Fut un temps, cela devait être vers 2007-2008, où je me suis posé pas mal de questions quant au snobisme dont on m’accusait alors souvent. Les trolls des blogs et autre réseaux sociaux naissants m’en voulaient de ne pas partager leurs emballements culturels et, surtout, de très sévèrement les critiquer. 2007-2008, c’est quand cet escroc de Pedro Winter enchaînait en soirée The Police à Rage Against The Machine et que Justice citait très sérieusement Daniel Balavoine parmi ses principales influences musicales (rappelez-vous leur innommable sélection digne de Radio Nostalgie refusée par les Anglais de The Fabric, haha). 2007-2008, c’est aussi l’époque où, pour rester un journaliste musical apprécié en Belgique francophone, il fallait se pâmer devant Ghinzu, Sharko et Girls in Hawaii. À la même période, n’oublions pas non plus l’avènement de la mentalité hipster, avec son ironie consumériste et son relativisme culturel obligatoires.
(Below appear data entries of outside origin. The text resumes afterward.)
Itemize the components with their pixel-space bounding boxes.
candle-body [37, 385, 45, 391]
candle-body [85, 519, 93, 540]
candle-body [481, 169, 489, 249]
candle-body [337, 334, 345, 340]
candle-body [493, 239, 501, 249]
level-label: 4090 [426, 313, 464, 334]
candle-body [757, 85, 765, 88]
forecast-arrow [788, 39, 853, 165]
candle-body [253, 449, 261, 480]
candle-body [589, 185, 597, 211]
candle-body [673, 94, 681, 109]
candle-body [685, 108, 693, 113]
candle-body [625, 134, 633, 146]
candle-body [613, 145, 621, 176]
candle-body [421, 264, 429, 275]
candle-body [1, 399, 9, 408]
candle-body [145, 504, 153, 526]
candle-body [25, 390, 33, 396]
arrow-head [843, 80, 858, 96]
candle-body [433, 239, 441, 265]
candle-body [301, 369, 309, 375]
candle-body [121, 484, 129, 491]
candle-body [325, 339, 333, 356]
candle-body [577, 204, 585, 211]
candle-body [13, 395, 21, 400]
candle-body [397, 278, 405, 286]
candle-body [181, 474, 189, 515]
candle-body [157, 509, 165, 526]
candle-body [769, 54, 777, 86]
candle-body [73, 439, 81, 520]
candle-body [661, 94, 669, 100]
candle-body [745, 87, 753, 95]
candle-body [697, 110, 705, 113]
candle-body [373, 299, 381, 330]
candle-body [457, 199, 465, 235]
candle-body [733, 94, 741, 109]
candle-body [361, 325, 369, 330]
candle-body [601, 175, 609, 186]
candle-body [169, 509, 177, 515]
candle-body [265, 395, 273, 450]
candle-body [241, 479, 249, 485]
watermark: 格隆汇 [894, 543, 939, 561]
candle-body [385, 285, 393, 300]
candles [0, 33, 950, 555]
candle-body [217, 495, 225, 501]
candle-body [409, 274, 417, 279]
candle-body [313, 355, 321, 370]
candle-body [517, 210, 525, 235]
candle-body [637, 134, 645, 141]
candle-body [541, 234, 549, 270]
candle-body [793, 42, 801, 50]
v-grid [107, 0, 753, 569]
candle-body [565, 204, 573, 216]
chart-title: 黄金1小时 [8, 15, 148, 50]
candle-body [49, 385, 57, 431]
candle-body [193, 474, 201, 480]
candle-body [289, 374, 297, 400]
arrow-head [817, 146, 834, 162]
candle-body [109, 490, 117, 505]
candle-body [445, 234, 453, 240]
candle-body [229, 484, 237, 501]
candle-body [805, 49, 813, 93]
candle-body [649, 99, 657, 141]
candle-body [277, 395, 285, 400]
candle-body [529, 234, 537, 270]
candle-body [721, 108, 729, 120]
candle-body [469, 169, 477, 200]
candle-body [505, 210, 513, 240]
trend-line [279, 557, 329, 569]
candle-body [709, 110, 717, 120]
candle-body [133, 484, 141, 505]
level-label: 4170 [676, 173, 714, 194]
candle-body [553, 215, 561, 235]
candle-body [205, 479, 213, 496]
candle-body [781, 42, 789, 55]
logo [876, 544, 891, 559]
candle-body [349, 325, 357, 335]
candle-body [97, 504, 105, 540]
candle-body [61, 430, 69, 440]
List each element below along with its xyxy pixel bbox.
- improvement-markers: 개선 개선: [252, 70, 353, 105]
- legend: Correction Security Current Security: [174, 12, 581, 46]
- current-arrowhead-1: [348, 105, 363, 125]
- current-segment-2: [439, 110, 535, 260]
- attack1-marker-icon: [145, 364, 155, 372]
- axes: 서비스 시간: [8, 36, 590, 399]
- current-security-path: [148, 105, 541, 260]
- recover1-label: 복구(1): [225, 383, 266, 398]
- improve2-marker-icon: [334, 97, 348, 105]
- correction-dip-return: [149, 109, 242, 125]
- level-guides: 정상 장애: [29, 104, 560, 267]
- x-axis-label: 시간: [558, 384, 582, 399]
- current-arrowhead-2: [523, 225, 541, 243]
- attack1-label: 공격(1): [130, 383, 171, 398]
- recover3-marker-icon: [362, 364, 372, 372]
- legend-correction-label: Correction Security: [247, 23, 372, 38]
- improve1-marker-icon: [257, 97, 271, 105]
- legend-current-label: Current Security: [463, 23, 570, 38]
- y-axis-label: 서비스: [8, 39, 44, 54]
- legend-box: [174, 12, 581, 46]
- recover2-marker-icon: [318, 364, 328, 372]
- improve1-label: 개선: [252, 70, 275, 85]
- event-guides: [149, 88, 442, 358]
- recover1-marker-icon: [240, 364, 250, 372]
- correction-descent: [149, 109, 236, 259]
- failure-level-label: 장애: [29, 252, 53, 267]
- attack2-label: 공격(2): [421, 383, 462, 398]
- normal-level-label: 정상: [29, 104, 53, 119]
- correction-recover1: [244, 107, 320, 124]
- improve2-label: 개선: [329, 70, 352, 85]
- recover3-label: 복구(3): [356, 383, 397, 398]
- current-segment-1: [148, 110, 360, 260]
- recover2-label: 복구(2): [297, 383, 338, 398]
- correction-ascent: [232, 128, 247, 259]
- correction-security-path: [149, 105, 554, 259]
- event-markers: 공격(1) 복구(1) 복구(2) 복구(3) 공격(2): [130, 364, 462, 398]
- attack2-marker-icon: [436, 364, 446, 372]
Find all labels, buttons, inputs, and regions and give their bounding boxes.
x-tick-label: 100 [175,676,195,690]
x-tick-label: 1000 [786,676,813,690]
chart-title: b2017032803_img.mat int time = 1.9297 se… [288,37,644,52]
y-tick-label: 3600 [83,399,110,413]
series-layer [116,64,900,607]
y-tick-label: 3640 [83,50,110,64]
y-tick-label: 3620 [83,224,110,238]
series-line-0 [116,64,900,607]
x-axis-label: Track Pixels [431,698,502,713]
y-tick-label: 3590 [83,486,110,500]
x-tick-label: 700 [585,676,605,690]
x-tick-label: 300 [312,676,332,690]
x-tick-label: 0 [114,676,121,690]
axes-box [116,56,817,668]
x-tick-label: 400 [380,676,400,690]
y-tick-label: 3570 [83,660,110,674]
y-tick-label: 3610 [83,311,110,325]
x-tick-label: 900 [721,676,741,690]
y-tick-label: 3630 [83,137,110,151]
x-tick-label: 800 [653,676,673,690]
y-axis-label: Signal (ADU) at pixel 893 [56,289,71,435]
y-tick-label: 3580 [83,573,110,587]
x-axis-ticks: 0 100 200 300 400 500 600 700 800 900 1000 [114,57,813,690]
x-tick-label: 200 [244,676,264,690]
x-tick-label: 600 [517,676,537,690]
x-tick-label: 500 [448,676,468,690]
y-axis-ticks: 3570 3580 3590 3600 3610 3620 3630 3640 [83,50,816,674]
Cela m’a un peu paumé, tout ça, mes propres marques datant plutôt des années 80, quand le snobisme et le parti-pris féroce étaient considérés comme de véritables vertus. Vers 2007-2008, l’optique « dans le cochon tout est bon » s’est imposée dans les consciences et je n’ai plus vraiment su penser quoi de qui. Jusqu’à ce que je tombe sur un gros geek, dans un bar de Manchester.

Je venais d’y interviewer une gloire locale sur qui on misait alors quelques espoirs mais qui n’a finalement jamais percé. Le geek était un proche du groupe en question. Il m’a demandé si le magazine dans lequel allait être publié l’article avait beaucoup de succès. C’était un gratuit belge, différent des autres gratuits belges, plus radical, mieux imprimé, mais pas toujours bien considéré, vu que les rédacteurs s’y amusaient très fort à utiliser un ton souvent extrêmement cassant. « Les gens aiment bien les images, car on travaille avec de très bons graphistes, lui ai-je répondu. Par contre, les articles sont plutôt vus comme étant écrits par de gros cons de snobs. » Le mec s’est alors complètement emballé. Le snobisme, il aimait ça, il défendait ça, ce qui m’a semblé dans un premier temps relever d’une posture assez suspecte dans une ville aussi working class et no bullshit que Manchester. « Il faut être snob, surtout en musique, m’a-t-il hurlé dessus. Pas hautain, pas méprisant, S-N-O-B! Tout ce qui est sorti de mieux de Manchester est snob. Joy Division était snob, Factory Records était snob, les Smiths étaient snobs, The Fall est snob… Par contre, Oasis n’est pas snob. Ce sont juste des branleurs prétentieux et c’est bien pourquoi ils puent à ce point! » J’ai poliment éclaté de rire et on est vite passé à autre chose mais cette petite conversation tint pour moi du véritable message cosmique. Cet échange upgrada mon snobisme à la version « don’t give a fuck » sur laquelle il tourne toujours depuis; libéré du poids de l’accusation de prétention et de pisse froide.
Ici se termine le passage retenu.